It might seem a strange time of year for lemon cake but a recent trip to Cornwall reminded me how good they are. I’d never been to Cornwall before but having been I’d love to go back. We stayed in Penzance and managed to visit Lands End and St Ives as well. The whole area is beautiful and if you ever need a Cornish pasty shop, St Ives is the place to go: there must be hundreds. (Something else now on my list of things to make). We spent most of our time enjoying the scenery, walking from one meal to the next. We walked along the coast from Penzance to Mousehole, the tiny village that the poet Dylan Thomas honeymooned in and called the prettiest village in England. We found an amazing little café called the Rock Pool Cafe which overlooks a large pool in the rocks and out towards the open sea as well as along the coast to St Michael’s Mount. While we sat there eating our lemon cake and drinking our coffee in the sun, a seal played in the water: it really couldn’t have been any better. You can just see the seal in the foreground of the photo.
It was the beginning of October and we had a couple of days with beautiful summer weather. The third day was cold, windy and foggy, which gave a completely different perspective on the region and we walked from Lands End down into Sennen Cove. Where we had coffee and a slice of lemon and blueberry cake: something I will be remembering to make next summer!
So I was really just looking for an excuse to make a lemon cake with lemon curd and cream and my parents coming to visit seemed like the perfect opportunity.
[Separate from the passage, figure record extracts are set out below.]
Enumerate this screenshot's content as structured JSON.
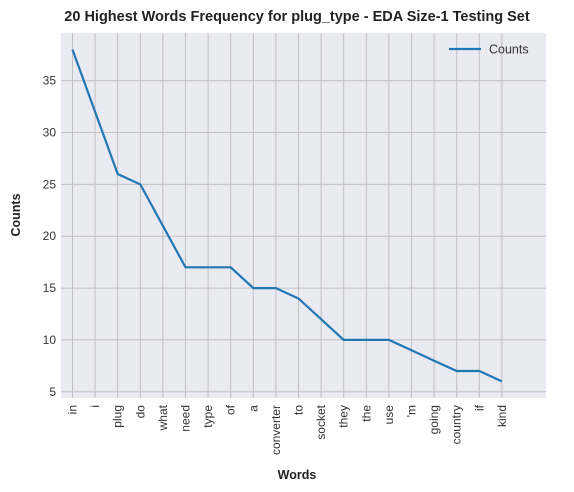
{
  "chart_data": {
    "type": "line",
    "title": "20 Highest Words Frequency for plug_type - EDA Size-1 Testing Set",
    "xlabel": "Words",
    "ylabel": "Counts",
    "categories": [
      "in",
      "i",
      "plug",
      "do",
      "what",
      "need",
      "type",
      "of",
      "a",
      "converter",
      "to",
      "socket",
      "they",
      "the",
      "use",
      "'m",
      "going",
      "country",
      "if",
      "kind"
    ],
    "series": [
      {
        "name": "Counts",
        "values": [
          38,
          32,
          26,
          25,
          21,
          17,
          17,
          17,
          15,
          15,
          14,
          12,
          10,
          10,
          10,
          9,
          8,
          7,
          7,
          6
        ]
      }
    ],
    "ylim": [
      4.4,
      39.6
    ],
    "yticks": [
      5,
      10,
      15,
      20,
      25,
      30,
      35
    ],
    "grid": true,
    "legend": "top-right",
    "colors": {
      "line": "#1f77b4",
      "background": "#eaeaf2",
      "grid": "#c0c0c0"
    }
  }
}
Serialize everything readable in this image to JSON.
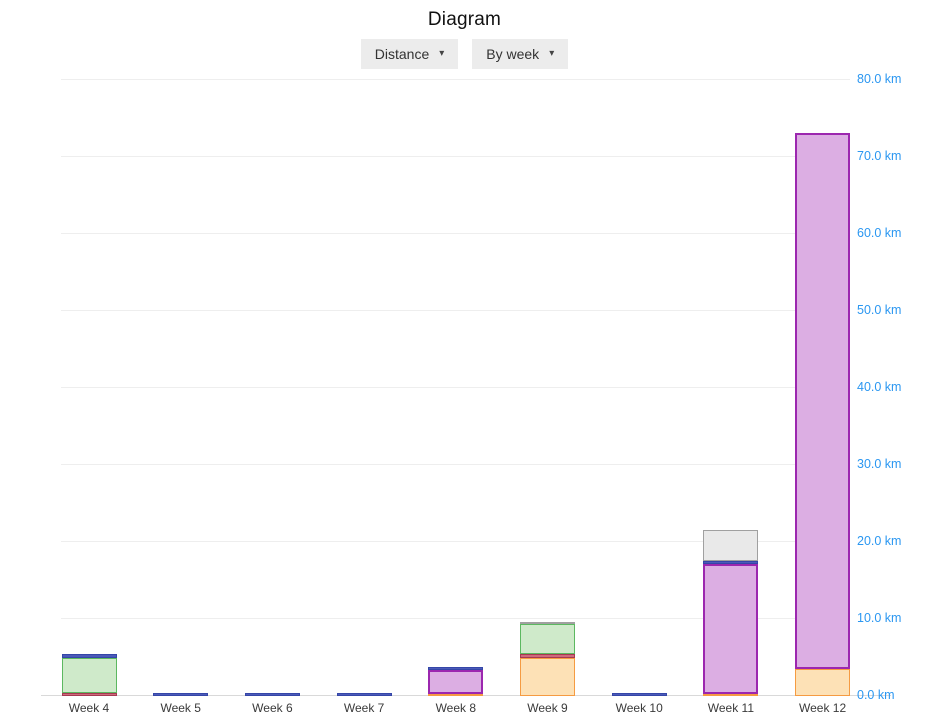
{
  "page": {
    "title": "Diagram"
  },
  "controls": {
    "metric_dropdown": {
      "label": "Distance",
      "caret": "▾"
    },
    "grouping_dropdown": {
      "label": "By week",
      "caret": "▾"
    }
  },
  "chart_data": {
    "type": "bar",
    "stacked": true,
    "title": "Diagram",
    "xlabel": "",
    "ylabel": "km",
    "ylim": [
      0,
      80
    ],
    "grid": true,
    "legend": "none",
    "axis_label_color": "#2b97f1",
    "x_label_color": "#3a3a3a",
    "gridline_color": "#eeeeee",
    "axis_line_color": "#d9d9d9",
    "categories": [
      "Week 4",
      "Week 5",
      "Week 6",
      "Week 7",
      "Week 8",
      "Week 9",
      "Week 10",
      "Week 11",
      "Week 12"
    ],
    "y_ticks": [
      "0.0 km",
      "10.0 km",
      "20.0 km",
      "30.0 km",
      "40.0 km",
      "50.0 km",
      "60.0 km",
      "70.0 km",
      "80.0 km"
    ],
    "series": [
      {
        "name": "orange",
        "fill": "#fde1b6",
        "border": "#f59b42",
        "border_px": 1,
        "values": [
          0,
          0,
          0,
          0,
          0.3,
          5.0,
          0,
          0.3,
          3.5
        ]
      },
      {
        "name": "red",
        "fill": "#cf6a7c",
        "border": "#a63a52",
        "border_px": 1,
        "values": [
          0.4,
          0,
          0,
          0,
          0,
          0.4,
          0,
          0,
          0
        ]
      },
      {
        "name": "green",
        "fill": "#cfeaca",
        "border": "#5cb860",
        "border_px": 1,
        "values": [
          4.6,
          0,
          0,
          0,
          0,
          3.9,
          0,
          0,
          0
        ]
      },
      {
        "name": "purple",
        "fill": "#dcaee3",
        "border": "#9c27af",
        "border_px": 2,
        "values": [
          0,
          0,
          0,
          0,
          3.1,
          0,
          0,
          16.8,
          69.6
        ]
      },
      {
        "name": "blue",
        "fill": "#4b5ab8",
        "border": "#3546a8",
        "border_px": 1,
        "values": [
          0.4,
          0.4,
          0.4,
          0.4,
          0.4,
          0,
          0.4,
          0.4,
          0
        ]
      },
      {
        "name": "gray",
        "fill": "#e9e9e9",
        "border": "#a0a0a0",
        "border_px": 1,
        "values": [
          0,
          0,
          0,
          0,
          0,
          0.3,
          0,
          4.1,
          0
        ]
      }
    ]
  }
}
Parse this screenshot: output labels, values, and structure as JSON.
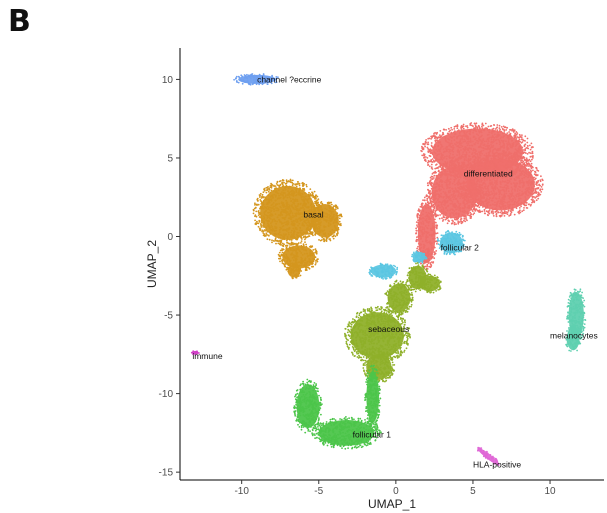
{
  "panel_label": "B",
  "chart_data": {
    "type": "scatter",
    "title": "",
    "xlabel": "UMAP_1",
    "ylabel": "UMAP_2",
    "xlim": [
      -14,
      13.5
    ],
    "ylim": [
      -15.5,
      12
    ],
    "xticks": [
      -10,
      -5,
      0,
      5,
      10
    ],
    "yticks": [
      -15,
      -10,
      -5,
      0,
      5,
      10
    ],
    "grid": false,
    "legend": "none",
    "series": [
      {
        "name": "channel ?eccrine",
        "color": "#6e9ff0",
        "label_xy": [
          -9.0,
          10.0
        ],
        "ellipses": [
          [
            -9.0,
            10.0,
            1.5,
            0.35
          ]
        ]
      },
      {
        "name": "basal",
        "color": "#d4961e",
        "label_xy": [
          -6.0,
          1.4
        ],
        "ellipses": [
          [
            -7.0,
            1.5,
            2.2,
            2.1
          ],
          [
            -4.6,
            1.0,
            1.1,
            1.3
          ],
          [
            -6.3,
            -1.3,
            1.3,
            0.9
          ],
          [
            -6.6,
            -2.2,
            0.5,
            0.5
          ]
        ]
      },
      {
        "name": "differentiated",
        "color": "#ef6f6b",
        "label_xy": [
          4.4,
          4.0
        ],
        "ellipses": [
          [
            5.3,
            5.4,
            3.6,
            1.8
          ],
          [
            6.8,
            3.3,
            2.7,
            2.0
          ],
          [
            3.8,
            2.8,
            1.8,
            2.0
          ],
          [
            2.0,
            0.2,
            0.7,
            2.3
          ]
        ]
      },
      {
        "name": "follicular 2",
        "color": "#5bc6e2",
        "label_xy": [
          2.9,
          -0.7
        ],
        "ellipses": [
          [
            3.6,
            -0.4,
            0.9,
            0.8
          ],
          [
            -0.8,
            -2.2,
            1.0,
            0.5
          ],
          [
            1.5,
            -1.3,
            0.5,
            0.4
          ]
        ]
      },
      {
        "name": "sebaceous",
        "color": "#8fb02a",
        "label_xy": [
          -1.8,
          -5.9
        ],
        "ellipses": [
          [
            -1.2,
            -6.3,
            2.1,
            1.8
          ],
          [
            1.4,
            -2.6,
            0.7,
            0.9
          ],
          [
            0.2,
            -3.9,
            0.9,
            1.1
          ],
          [
            -1.1,
            -8.3,
            1.0,
            1.0
          ],
          [
            2.2,
            -3.0,
            0.8,
            0.6
          ]
        ]
      },
      {
        "name": "follicular 1",
        "color": "#4cc54a",
        "label_xy": [
          -2.8,
          -12.6
        ],
        "ellipses": [
          [
            -3.2,
            -12.5,
            2.2,
            1.0
          ],
          [
            -5.7,
            -10.8,
            0.9,
            1.7
          ],
          [
            -1.5,
            -10.2,
            0.5,
            2.0
          ]
        ]
      },
      {
        "name": "melanocytes",
        "color": "#5fd0b0",
        "label_xy": [
          10.0,
          -6.3
        ],
        "ellipses": [
          [
            11.7,
            -5.0,
            0.6,
            1.8
          ],
          [
            11.5,
            -6.5,
            0.5,
            0.9
          ]
        ]
      },
      {
        "name": "immune",
        "color": "#d23ec8",
        "label_xy": [
          -13.2,
          -7.6
        ],
        "ellipses": [
          [
            -13.0,
            -7.4,
            0.25,
            0.15
          ]
        ]
      },
      {
        "name": "HLA-positive",
        "color": "#df66d6",
        "label_xy": [
          5.0,
          -14.5
        ],
        "ellipses": [
          [
            6.0,
            -14.0,
            1.1,
            0.2,
            -38
          ]
        ]
      }
    ]
  }
}
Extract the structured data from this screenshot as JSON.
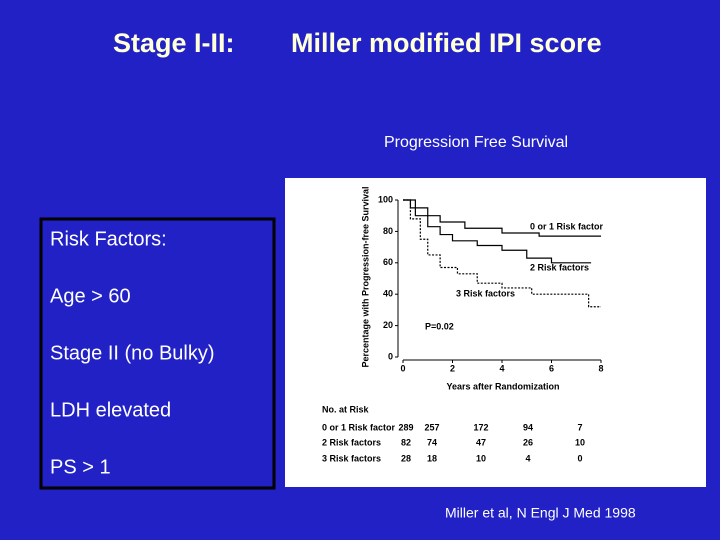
{
  "slide": {
    "title_left": "Stage I-II:",
    "title_right": "Miller modified IPI score",
    "subtitle": "Progression Free Survival",
    "citation": "Miller et al, N Engl J Med  1998"
  },
  "risk_factors": {
    "heading": "Risk Factors:",
    "items": [
      "Age > 60",
      "Stage  II (no Bulky)",
      "LDH  elevated",
      "PS > 1"
    ]
  },
  "chart_data": {
    "type": "line",
    "step": true,
    "x_label": "Years after Randomization",
    "y_label": "Percentage with Progression-free Survival",
    "annotation": "P=0.02",
    "xlim": [
      0,
      8
    ],
    "ylim": [
      0,
      100
    ],
    "xticks": [
      0,
      2,
      4,
      6,
      8
    ],
    "yticks": [
      0,
      20,
      40,
      60,
      80,
      100
    ],
    "series": [
      {
        "name": "0 or 1 Risk factor",
        "color": "#000000",
        "x": [
          0,
          0.3,
          0.3,
          1,
          1,
          1.5,
          1.5,
          2.5,
          2.5,
          4,
          4,
          5.5,
          5.5,
          8
        ],
        "values": [
          100,
          100,
          95,
          95,
          90,
          90,
          86,
          86,
          82,
          82,
          79,
          79,
          77,
          77
        ]
      },
      {
        "name": "2 Risk factors",
        "color": "#000000",
        "x": [
          0,
          0.5,
          0.5,
          1,
          1,
          1.5,
          1.5,
          2,
          2,
          3,
          3,
          4,
          4,
          5,
          5,
          6,
          6,
          7.6
        ],
        "values": [
          100,
          100,
          90,
          90,
          83,
          83,
          78,
          78,
          74,
          74,
          71,
          71,
          68,
          68,
          63,
          63,
          60,
          60
        ]
      },
      {
        "name": "3 Risk factors",
        "color": "#000000",
        "x": [
          0,
          0.3,
          0.3,
          0.7,
          0.7,
          1,
          1,
          1.5,
          1.5,
          2.2,
          2.2,
          3,
          3,
          4,
          4,
          5.2,
          5.2,
          7.5,
          7.5,
          8
        ],
        "values": [
          100,
          100,
          88,
          88,
          75,
          75,
          65,
          65,
          57,
          57,
          53,
          53,
          47,
          47,
          44,
          44,
          40,
          40,
          32,
          32
        ]
      }
    ]
  },
  "risk_table": {
    "title": "No. at Risk",
    "rows": [
      {
        "label": "0 or 1 Risk factor",
        "counts": [
          "289",
          "257",
          "172",
          "94",
          "7"
        ]
      },
      {
        "label": "2 Risk factors",
        "counts": [
          "82",
          "74",
          "47",
          "26",
          "10"
        ]
      },
      {
        "label": "3 Risk factors",
        "counts": [
          "28",
          "18",
          "10",
          "4",
          "0"
        ]
      }
    ]
  }
}
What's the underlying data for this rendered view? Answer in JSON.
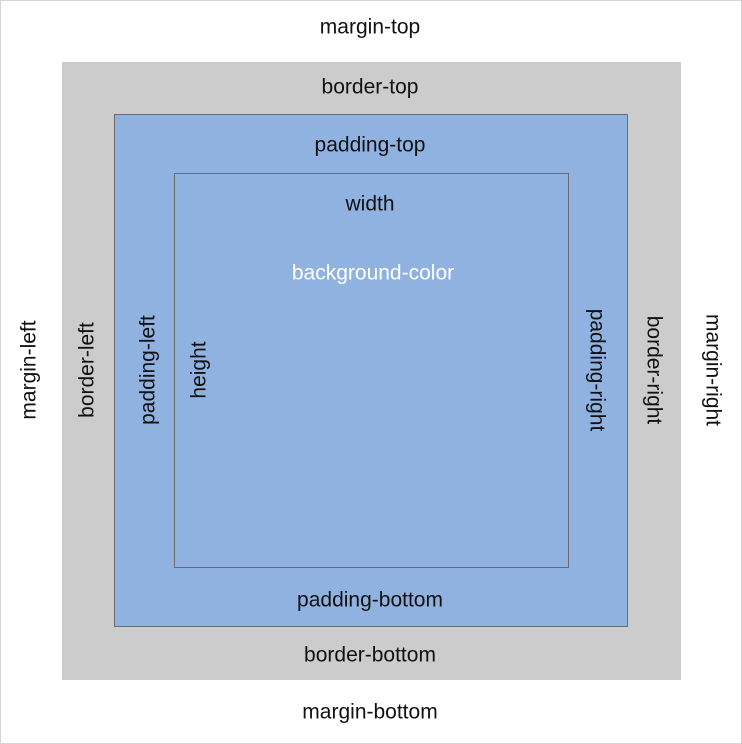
{
  "labels": {
    "margin_top": "margin-top",
    "margin_bottom": "margin-bottom",
    "margin_left": "margin-left",
    "margin_right": "margin-right",
    "border_top": "border-top",
    "border_bottom": "border-bottom",
    "border_left": "border-left",
    "border_right": "border-right",
    "padding_top": "padding-top",
    "padding_bottom": "padding-bottom",
    "padding_left": "padding-left",
    "padding_right": "padding-right",
    "width": "width",
    "height": "height",
    "background_color": "background-color"
  },
  "colors": {
    "margin": "#ffffff",
    "border": "#cccccc",
    "padding": "#8fb2e0",
    "content": "#8fb2e0",
    "outline": "#6c6c6c",
    "background_color_label": "#ffffff"
  }
}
I had four lemons so I put two in the cake and then used the other two for the lemon curd. I wanted a recipe that didn’t give me any leftover egg whites so I used Delia Smith’s and scaled the recipe down: instead of four eggs and four large lemons I used one egg and two medium-ish lemons. It gave me enough for the cake filling with some left over for lemon curd on toast for breakfast. You could scale my version up to make extra, or visit Delia’s original recipe here. Alternatively you could use store-bought lemon curd.
225g caster sugar
250g SR flour
Juice of 2 small – medium lemons (approx 70ml)
90g caster sugar
½ teaspoon cornflour
Zest and juice of 2 small – medium lemons (approx 70ml)
Approximately 200ml double cream
Make the cake:
Set the oven to 180ºC and grease, and line the base of, two 8″ sandwich tins.
Beat the butter and sugar together until pale and fluffy.
Add the eggs, one at a time, and mix until properly incorporated.
Stir in the lemon juice.
Sieve in the flour and fold in carefully.
Divide the mixture equally between the two cake tins.
The combination of the raising agent and the lemon juice gives the cake mixture an almost “fizzy” appearance but this is nothing to worry about.
Bake for around 20-25 minutes, until firm to the touch, well risen and golden.
Allow to cool in the tins for a few minutes before turning out and allowing to cool completely on a wire rack.
Make the lemon curd:
Beat the egg and chop the butter into cubes.
Put the egg, butter, sugar, cornflour and lemon zest and juice into a saucepan and heat gently, stirring all the time.
The mixture will slowly start to thicken (it can be useful to use a small whisk at this stage). Do not allow the mixture to overheat as the eggs will scramble.
Once it has started to thicken allow the mixture to simmer very gently for a minute, stirring all the time. It should coat the back of a wooden spoon.
Remove from the heat and allow to cool completely.
When the cake and the lemon curd are cold, whip the cream.
Assemble the cake:
Spread a layer of lemon curd on one side of the cake and then a layer of whipped cream.
Top with the second cake layer.
Mix some lemon curd into your remaining cream, reserving some for decoration. Take care not to over beat the cream.
Spread the lemon curd mixture over the top of the cake and decorate with some of the remaining lemon curd.
It’s a good idea to keep this cake in the fridge because of the cream: just take it out before you want to eat it to let it come up to room temperature.